As the Dragons continued walking through the forest, following Keewaji toward his village, Marco knew that a new group of ghosts would haunt him. The ghosts of this new war, of this butchery in the forest, of once more facing death and emerging into a broken life.
CHAPTER ELEVEN
When Addy had been young, her teacher had taken her class to a planetarium, a disastrous trip that had changed Addy's life.
At eleven, she had been a scrawny orphan, budding into puberty with rage and madness. Her father had just gotten out of prison again, ending his third stint behind bars, this time for getting drunk and crashing his company's truck. Still wearing an ankle bracelet, he sat at home all day, working on his motorcycle, drinking, and beating his wife. Addy's mother smothered the bruises under the haze of crystal meth, spending her days in a stupor when she wasn't beating Addy, a mimicry of how her husband treated her.

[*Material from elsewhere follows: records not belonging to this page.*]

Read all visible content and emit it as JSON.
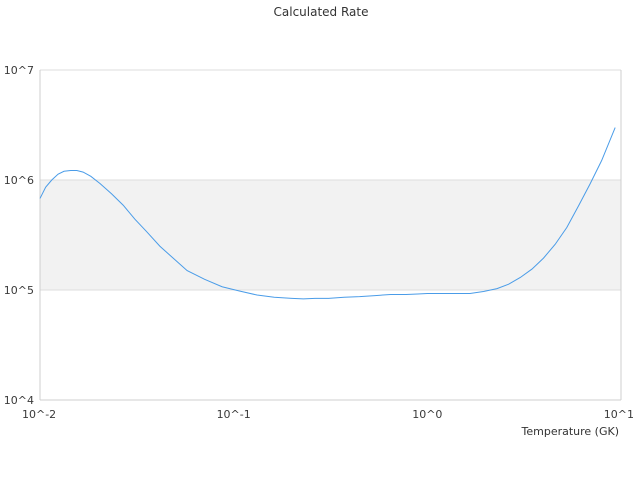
{
  "chart_data": {
    "type": "line",
    "title": "Calculated Rate",
    "xlabel": "Temperature (GK)",
    "ylabel": "",
    "x_scale": "log",
    "y_scale": "log",
    "xlim": [
      0.01,
      10
    ],
    "ylim": [
      10000,
      10000000
    ],
    "x_ticks": [
      "10^-2",
      "10^-1",
      "10^0",
      "10^1"
    ],
    "y_ticks": [
      "10^4",
      "10^5",
      "10^6",
      "10^7"
    ],
    "grid": true,
    "band": [
      100000,
      1000000
    ],
    "colors": {
      "line": "#4a9ce8",
      "band": "#f2f2f2",
      "grid": "#dddddd",
      "axis": "#cfcfcf"
    },
    "series": [
      {
        "x": [
          0.01,
          0.0107,
          0.0115,
          0.0124,
          0.0133,
          0.0144,
          0.0155,
          0.0167,
          0.0183,
          0.0204,
          0.0234,
          0.0269,
          0.0309,
          0.0355,
          0.0416,
          0.0479,
          0.0575,
          0.0708,
          0.0871,
          0.107,
          0.132,
          0.162,
          0.2,
          0.229,
          0.263,
          0.309,
          0.372,
          0.447,
          0.537,
          0.646,
          0.776,
          0.891,
          1.0,
          1.2,
          1.41,
          1.66,
          1.95,
          2.29,
          2.63,
          3.02,
          3.47,
          3.98,
          4.57,
          5.25,
          6.03,
          6.92,
          7.94,
          9.33
        ],
        "y": [
          680000,
          860000,
          1000000,
          1130000,
          1200000,
          1220000,
          1220000,
          1180000,
          1080000,
          930000,
          750000,
          590000,
          440000,
          340000,
          250000,
          200000,
          150000,
          125000,
          107000,
          98000,
          90000,
          86000,
          84000,
          83000,
          84000,
          84000,
          86000,
          87000,
          89000,
          91000,
          91000,
          92000,
          93000,
          93000,
          93000,
          93000,
          97000,
          103000,
          113000,
          130000,
          155000,
          195000,
          260000,
          370000,
          580000,
          920000,
          1500000,
          3000000
        ]
      }
    ]
  }
}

Addy never told her parents how she would steal her dad's booze, how she would smoke cigarettes behind the school, how she sometimes took some of her mom's drugs. She never spoke of letting that older boy, fifteen already, feel her budding breasts in the bathroom. How she and her friends once had found a dead cat, poked it with sticks for an hour, then tossed it into somebody's yard. How she sometimes cut her arm just to feel something. Her parents had enough worries, and whenever her dad brought another whore home, or whenever her mom sank into the murk of drugs, or whenever the fists flew, Addy ran. She ran into the alleyways and drank and smoked and stole and broke things, because she herself was broken.
They had tried to place her in a normal class with normal kids—with smart, clean kids with educated parents, with kids like Marco Emery and Kemi Abasi, and Addy had felt so stupid among them. She failed tests the others passed with ease. She heard them taunting her, calling her a whore, and she beat them, and she tossed desks, and she cut herself again.